Meat & Livestock News

Australia’s Beef Herd Sees Recovery After Brief Liquidation Phase


  • Australia’s beef herd experienced a temporary liquidation phase last year but recovered in the final quarter due to widespread rain.
  • Slaughter cattle prices saw a significant decline in the latter half of the year, with a notable recovery in prices since January.
  • 2023 marked the biggest beef production year since 2019, with a 20% increase in cattle slaughter compared to 2022.

Last year, the Australian beef herd momentarily entered a liquidation phase, as indicated by the Australian Bureau of Statistics (ABS) in their latest report. This phase, akin to the government’s definition of an economic recession, is marked by two consecutive quarters of the female slaughter ratio (FSR) exceeding the 47 per cent threshold, signalling herd contraction. The July and September quarters saw FSRs of 48% and 49%, respectively.

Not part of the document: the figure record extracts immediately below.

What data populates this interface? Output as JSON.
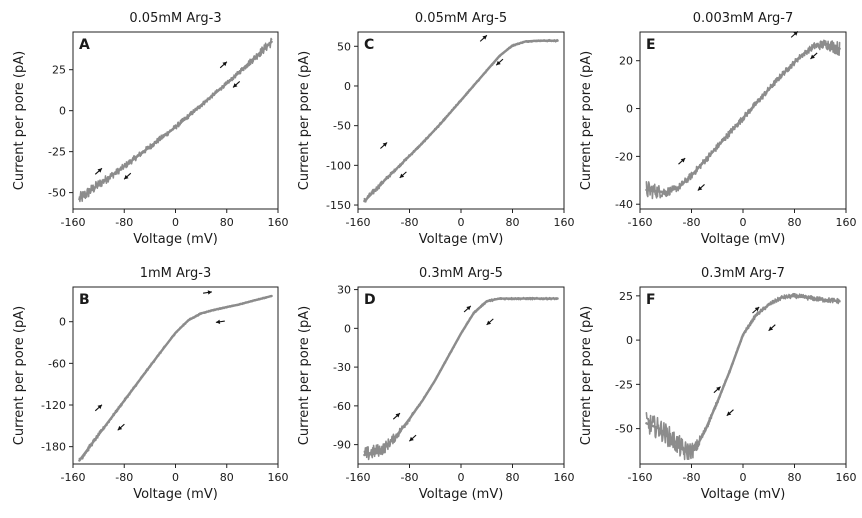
{
  "colors": {
    "trace": "#8c8c8c",
    "arrow": "#111111",
    "axis": "#222222"
  },
  "chart_data": [
    {
      "type": "line",
      "letter": "A",
      "title": "0.05mM Arg-3",
      "xlabel": "Voltage (mV)",
      "ylabel": "Current per pore (pA)",
      "xlim": [
        -160,
        160
      ],
      "ylim": [
        -60,
        48
      ],
      "xticks": [
        -160,
        -80,
        0,
        80,
        160
      ],
      "yticks": [
        25,
        0,
        -25,
        -50
      ],
      "noise": [
        [
          -150,
          4
        ],
        [
          -90,
          2
        ],
        [
          90,
          1.2
        ],
        [
          150,
          3
        ]
      ],
      "series": [
        {
          "x": [
            -150,
            -120,
            -90,
            -60,
            -30,
            0,
            30,
            60,
            90,
            120,
            150
          ],
          "y": [
            -54,
            -45,
            -37,
            -28,
            -19,
            -10,
            0,
            10,
            20,
            31,
            42
          ]
        }
      ],
      "arrows": [
        {
          "x": -120,
          "y": -37,
          "dir": "up"
        },
        {
          "x": -75,
          "y": -40,
          "dir": "down"
        },
        {
          "x": 75,
          "y": 28,
          "dir": "up"
        },
        {
          "x": 95,
          "y": 16,
          "dir": "down"
        }
      ]
    },
    {
      "type": "line",
      "letter": "C",
      "title": "0.05mM Arg-5",
      "xlabel": "Voltage (mV)",
      "ylabel": "Current per pore (pA)",
      "xlim": [
        -160,
        160
      ],
      "ylim": [
        -155,
        68
      ],
      "xticks": [
        -160,
        -80,
        0,
        80,
        160
      ],
      "yticks": [
        50,
        0,
        -50,
        -100,
        -150
      ],
      "noise": [
        [
          -150,
          4
        ],
        [
          -100,
          2
        ],
        [
          120,
          1
        ],
        [
          150,
          1.5
        ]
      ],
      "series": [
        {
          "x": [
            -150,
            -120,
            -90,
            -60,
            -30,
            0,
            30,
            60,
            80,
            100,
            120,
            150
          ],
          "y": [
            -145,
            -120,
            -96,
            -72,
            -46,
            -18,
            10,
            38,
            51,
            56,
            57,
            57
          ]
        }
      ],
      "arrows": [
        {
          "x": -120,
          "y": -75,
          "dir": "up"
        },
        {
          "x": -90,
          "y": -112,
          "dir": "down"
        },
        {
          "x": 35,
          "y": 60,
          "dir": "up"
        },
        {
          "x": 60,
          "y": 30,
          "dir": "down"
        }
      ]
    },
    {
      "type": "line",
      "letter": "E",
      "title": "0.003mM Arg-7",
      "xlabel": "Voltage (mV)",
      "ylabel": "Current per pore (pA)",
      "xlim": [
        -160,
        160
      ],
      "ylim": [
        -42,
        32
      ],
      "xticks": [
        -160,
        -80,
        0,
        80,
        160
      ],
      "yticks": [
        20,
        0,
        -20,
        -40
      ],
      "noise": [
        [
          -150,
          4
        ],
        [
          -110,
          1.5
        ],
        [
          100,
          1.2
        ],
        [
          150,
          3
        ]
      ],
      "series": [
        {
          "x": [
            -150,
            -120,
            -100,
            -80,
            -60,
            -30,
            0,
            30,
            60,
            90,
            110,
            130,
            150
          ],
          "y": [
            -34,
            -35,
            -33,
            -28,
            -22,
            -13,
            -4,
            5,
            14,
            22,
            26,
            27,
            25
          ]
        }
      ],
      "arrows": [
        {
          "x": -95,
          "y": -22,
          "dir": "up"
        },
        {
          "x": -65,
          "y": -33,
          "dir": "down"
        },
        {
          "x": 80,
          "y": 31,
          "dir": "up"
        },
        {
          "x": 110,
          "y": 22,
          "dir": "down"
        }
      ]
    },
    {
      "type": "line",
      "letter": "B",
      "title": "1mM Arg-3",
      "xlabel": "Voltage (mV)",
      "ylabel": "Current per pore (pA)",
      "xlim": [
        -160,
        160
      ],
      "ylim": [
        -205,
        50
      ],
      "xticks": [
        -160,
        -80,
        0,
        80,
        160
      ],
      "yticks": [
        0,
        -60,
        -120,
        -180
      ],
      "noise": [
        [
          -150,
          4
        ],
        [
          -100,
          2.5
        ],
        [
          80,
          1
        ],
        [
          150,
          1
        ]
      ],
      "series": [
        {
          "x": [
            -150,
            -120,
            -90,
            -60,
            -30,
            0,
            20,
            40,
            60,
            80,
            100,
            120,
            150
          ],
          "y": [
            -200,
            -163,
            -126,
            -89,
            -52,
            -16,
            2,
            12,
            17,
            21,
            25,
            30,
            37
          ]
        }
      ],
      "arrows": [
        {
          "x": -120,
          "y": -124,
          "dir": "up"
        },
        {
          "x": -85,
          "y": -152,
          "dir": "down"
        },
        {
          "x": 50,
          "y": 42,
          "dir": "right"
        },
        {
          "x": 70,
          "y": 0,
          "dir": "left"
        }
      ]
    },
    {
      "type": "line",
      "letter": "D",
      "title": "0.3mM Arg-5",
      "xlabel": "Voltage (mV)",
      "ylabel": "Current per pore (pA)",
      "xlim": [
        -160,
        160
      ],
      "ylim": [
        -105,
        32
      ],
      "xticks": [
        -160,
        -80,
        0,
        80,
        160
      ],
      "yticks": [
        30,
        0,
        -30,
        -60,
        -90
      ],
      "noise": [
        [
          -150,
          6
        ],
        [
          -110,
          4
        ],
        [
          -70,
          1
        ],
        [
          150,
          0.8
        ]
      ],
      "series": [
        {
          "x": [
            -150,
            -120,
            -100,
            -80,
            -60,
            -40,
            -20,
            0,
            20,
            40,
            60,
            80,
            100,
            150
          ],
          "y": [
            -98,
            -93,
            -83,
            -70,
            -56,
            -40,
            -22,
            -4,
            12,
            21,
            23,
            23,
            23,
            23
          ]
        }
      ],
      "arrows": [
        {
          "x": -100,
          "y": -68,
          "dir": "up"
        },
        {
          "x": -75,
          "y": -85,
          "dir": "down"
        },
        {
          "x": 10,
          "y": 15,
          "dir": "up"
        },
        {
          "x": 45,
          "y": 5,
          "dir": "down"
        }
      ]
    },
    {
      "type": "line",
      "letter": "F",
      "title": "0.3mM Arg-7",
      "xlabel": "Voltage (mV)",
      "ylabel": "Current per pore (pA)",
      "xlim": [
        -160,
        160
      ],
      "ylim": [
        -70,
        30
      ],
      "xticks": [
        -160,
        -80,
        0,
        80,
        160
      ],
      "yticks": [
        25,
        0,
        -25,
        -50
      ],
      "noise": [
        [
          -150,
          6
        ],
        [
          -90,
          6
        ],
        [
          -60,
          2
        ],
        [
          -30,
          1
        ],
        [
          150,
          1.5
        ]
      ],
      "series": [
        {
          "x": [
            -150,
            -130,
            -110,
            -90,
            -75,
            -60,
            -40,
            -20,
            0,
            20,
            40,
            60,
            80,
            100,
            120,
            150
          ],
          "y": [
            -47,
            -50,
            -56,
            -63,
            -62,
            -52,
            -35,
            -17,
            3,
            14,
            20,
            24,
            25,
            24,
            23,
            22
          ]
        }
      ],
      "arrows": [
        {
          "x": -40,
          "y": -28,
          "dir": "up"
        },
        {
          "x": -20,
          "y": -41,
          "dir": "down"
        },
        {
          "x": 20,
          "y": 17,
          "dir": "up"
        },
        {
          "x": 45,
          "y": 7,
          "dir": "down"
        }
      ]
    }
  ]
}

However, the scenario shifted positively in the December quarter, with the FSR dropping to 46.87%, bringing the annual average to 46.58%. This change suggests the herd has moved into a marginal growth phase, according to Stephen Bignell, market information manager at Meat & Livestock Australia (MLA).

The ABS report also highlighted a significant drop in slaughter cattle prices during the third and fourth quarters of last year, as producers began reducing their stock in response to deteriorating conditions. The gross value paid by processors for slaughter cattle in the December quarter was $2.921 billion, averaging $1553 per head, down from $3.205 billion and an average price of $1774 in the September quarter. This decline followed a record-high expenditure in September 2022, with $3.947 billion paid, averaging $2672 per head.

Analyst Matt Dalgleish introduced an index to track the ABS $ value of livestock slaughtered over time, showing a peak in cattle prices in early 2022 before returning to near-initial levels by the end of 2023. However, a substantial recovery in prices has been noted since January, with a significant increase expected in the March quarter ABS data.

Furthermore, 2023 emerged as a landmark year for beef production, witnessing an 18% increase in full calendar year production to 2.211 million tonnes, the highest since the drought-induced peak in 2019. Official cattle slaughter figures reached 7.029 million head, marking a 20% rise from 2022. This surge in production and slaughter rates underscores the resilience and recovery of Australia’s beef sector, buoyed by improved conditions and a robust national herd.